Farmers and potters
People who occupied this
increasingly damp fenland landscape during the earliest part of the
neolithic period ('New Stone Age', 4500 to 2000 BC) shared a
hunting, fishing and gathering lifestyle similar to that of the
preceeding mesolithic period, or Middle Stone Age.Throughout the neolithic period, however, great changes were
to take place. With it came the first evidence of farming -
cultivating crops and rearing herds of animals - and of
pottery-making. Peterborough and the Fengate area lend their name
to distinctive types of neolithic pottery, which are found widely
across England.

Excavations in the Fengate area during the 1970s revealed that
in the second millennium BC the fen edge was divided up by a
network of ditches and hedged banks into droves and small fields or
enclosures, among which stood the occasional isolated round
building.
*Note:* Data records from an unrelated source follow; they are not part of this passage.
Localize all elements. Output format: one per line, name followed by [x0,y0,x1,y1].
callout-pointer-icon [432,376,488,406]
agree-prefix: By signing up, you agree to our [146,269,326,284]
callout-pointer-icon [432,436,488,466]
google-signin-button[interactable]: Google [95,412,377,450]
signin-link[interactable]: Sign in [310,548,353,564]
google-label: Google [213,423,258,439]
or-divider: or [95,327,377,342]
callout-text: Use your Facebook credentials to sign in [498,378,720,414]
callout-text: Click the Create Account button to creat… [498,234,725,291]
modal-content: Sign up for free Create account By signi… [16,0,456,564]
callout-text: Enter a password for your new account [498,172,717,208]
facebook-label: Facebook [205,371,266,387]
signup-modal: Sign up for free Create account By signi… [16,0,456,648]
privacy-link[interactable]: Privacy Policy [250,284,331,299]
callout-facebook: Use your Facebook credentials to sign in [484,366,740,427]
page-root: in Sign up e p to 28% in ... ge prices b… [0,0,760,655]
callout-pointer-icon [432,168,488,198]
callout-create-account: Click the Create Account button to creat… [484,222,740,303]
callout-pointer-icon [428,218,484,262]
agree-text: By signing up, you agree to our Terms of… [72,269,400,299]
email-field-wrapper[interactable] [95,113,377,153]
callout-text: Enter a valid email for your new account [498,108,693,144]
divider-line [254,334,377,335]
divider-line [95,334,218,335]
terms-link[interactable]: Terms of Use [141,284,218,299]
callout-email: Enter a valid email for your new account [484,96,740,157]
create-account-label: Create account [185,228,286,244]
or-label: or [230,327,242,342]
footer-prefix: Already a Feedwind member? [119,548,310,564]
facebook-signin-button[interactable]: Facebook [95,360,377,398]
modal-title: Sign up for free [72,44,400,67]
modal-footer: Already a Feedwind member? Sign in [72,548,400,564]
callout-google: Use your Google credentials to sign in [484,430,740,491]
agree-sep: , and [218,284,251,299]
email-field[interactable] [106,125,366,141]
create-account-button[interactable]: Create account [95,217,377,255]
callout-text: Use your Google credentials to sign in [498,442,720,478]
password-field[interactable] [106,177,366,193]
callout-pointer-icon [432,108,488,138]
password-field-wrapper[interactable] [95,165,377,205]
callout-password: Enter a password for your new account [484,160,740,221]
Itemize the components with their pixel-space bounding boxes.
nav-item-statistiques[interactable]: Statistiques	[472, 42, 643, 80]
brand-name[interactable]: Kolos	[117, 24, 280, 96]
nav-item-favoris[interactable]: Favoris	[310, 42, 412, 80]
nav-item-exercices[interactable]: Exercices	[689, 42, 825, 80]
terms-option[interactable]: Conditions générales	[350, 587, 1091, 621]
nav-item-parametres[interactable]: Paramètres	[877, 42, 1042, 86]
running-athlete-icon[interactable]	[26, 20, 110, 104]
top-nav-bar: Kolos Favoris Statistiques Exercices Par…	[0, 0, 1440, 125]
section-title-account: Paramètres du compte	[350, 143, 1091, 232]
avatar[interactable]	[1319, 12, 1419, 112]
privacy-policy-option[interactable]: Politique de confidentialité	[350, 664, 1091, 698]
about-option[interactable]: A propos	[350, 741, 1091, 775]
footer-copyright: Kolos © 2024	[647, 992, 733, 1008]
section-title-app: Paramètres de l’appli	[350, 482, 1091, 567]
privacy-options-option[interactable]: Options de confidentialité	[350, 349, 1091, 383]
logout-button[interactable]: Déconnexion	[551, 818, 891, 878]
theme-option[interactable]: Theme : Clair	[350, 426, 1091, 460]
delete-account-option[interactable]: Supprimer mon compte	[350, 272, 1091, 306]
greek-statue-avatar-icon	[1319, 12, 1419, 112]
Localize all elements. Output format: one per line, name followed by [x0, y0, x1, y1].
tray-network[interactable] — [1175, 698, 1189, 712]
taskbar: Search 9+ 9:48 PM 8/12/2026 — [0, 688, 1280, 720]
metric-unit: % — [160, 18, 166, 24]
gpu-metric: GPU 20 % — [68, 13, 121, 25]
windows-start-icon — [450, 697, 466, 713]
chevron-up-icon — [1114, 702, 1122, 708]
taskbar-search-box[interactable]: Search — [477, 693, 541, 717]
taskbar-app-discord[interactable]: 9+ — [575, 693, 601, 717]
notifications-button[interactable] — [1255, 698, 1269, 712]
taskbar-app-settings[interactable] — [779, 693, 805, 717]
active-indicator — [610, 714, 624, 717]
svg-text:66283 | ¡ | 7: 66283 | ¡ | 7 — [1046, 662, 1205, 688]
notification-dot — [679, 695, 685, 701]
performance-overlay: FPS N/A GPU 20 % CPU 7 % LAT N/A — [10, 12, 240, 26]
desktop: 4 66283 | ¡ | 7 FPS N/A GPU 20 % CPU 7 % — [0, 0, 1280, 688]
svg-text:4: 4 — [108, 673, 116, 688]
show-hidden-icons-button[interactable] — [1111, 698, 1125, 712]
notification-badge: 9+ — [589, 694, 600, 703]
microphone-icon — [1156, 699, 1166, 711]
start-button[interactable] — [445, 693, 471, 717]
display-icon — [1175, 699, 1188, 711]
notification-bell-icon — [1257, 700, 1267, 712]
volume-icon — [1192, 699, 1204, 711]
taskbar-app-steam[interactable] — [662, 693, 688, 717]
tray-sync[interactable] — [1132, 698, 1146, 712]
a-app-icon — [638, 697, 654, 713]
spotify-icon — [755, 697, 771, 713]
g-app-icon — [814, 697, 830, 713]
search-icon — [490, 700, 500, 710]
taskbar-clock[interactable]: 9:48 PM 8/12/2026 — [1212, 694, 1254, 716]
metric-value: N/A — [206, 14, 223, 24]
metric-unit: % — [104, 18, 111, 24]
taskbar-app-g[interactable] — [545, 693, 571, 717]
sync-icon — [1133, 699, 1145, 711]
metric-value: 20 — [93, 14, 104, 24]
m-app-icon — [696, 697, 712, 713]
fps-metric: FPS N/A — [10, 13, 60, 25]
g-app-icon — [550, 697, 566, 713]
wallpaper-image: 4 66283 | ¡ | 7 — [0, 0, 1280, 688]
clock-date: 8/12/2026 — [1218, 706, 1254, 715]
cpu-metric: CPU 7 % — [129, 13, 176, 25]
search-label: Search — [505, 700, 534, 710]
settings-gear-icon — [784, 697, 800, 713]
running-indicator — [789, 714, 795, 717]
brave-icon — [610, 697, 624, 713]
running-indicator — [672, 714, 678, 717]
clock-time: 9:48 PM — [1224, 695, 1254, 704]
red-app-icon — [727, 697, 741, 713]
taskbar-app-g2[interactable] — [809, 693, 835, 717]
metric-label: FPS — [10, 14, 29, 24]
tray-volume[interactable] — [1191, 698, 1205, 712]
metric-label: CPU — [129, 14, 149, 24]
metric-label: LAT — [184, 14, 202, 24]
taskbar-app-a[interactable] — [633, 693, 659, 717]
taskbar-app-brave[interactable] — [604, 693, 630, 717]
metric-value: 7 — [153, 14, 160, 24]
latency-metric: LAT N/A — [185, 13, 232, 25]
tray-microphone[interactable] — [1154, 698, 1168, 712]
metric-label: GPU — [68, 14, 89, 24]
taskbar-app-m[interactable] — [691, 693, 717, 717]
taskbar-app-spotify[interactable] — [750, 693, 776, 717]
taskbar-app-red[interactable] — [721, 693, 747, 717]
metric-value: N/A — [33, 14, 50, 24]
The enclosure and drove system, which led down from dry
ground to the ever wetter fen, was maintained throughout the Bronze
Age (2000 to 800 BC), and was probably designed to manage animal
herds - specifically flocks of sheep - grazing on the lush fen
margins.
The growth of permanently settled communities and their herds in the area put pressure on the natural resources. Large areas of ancient woodland were gradually cleared for pasture and cultivation. As long ago as the neolithic period, trees in the Welland valley were systematically coppiced.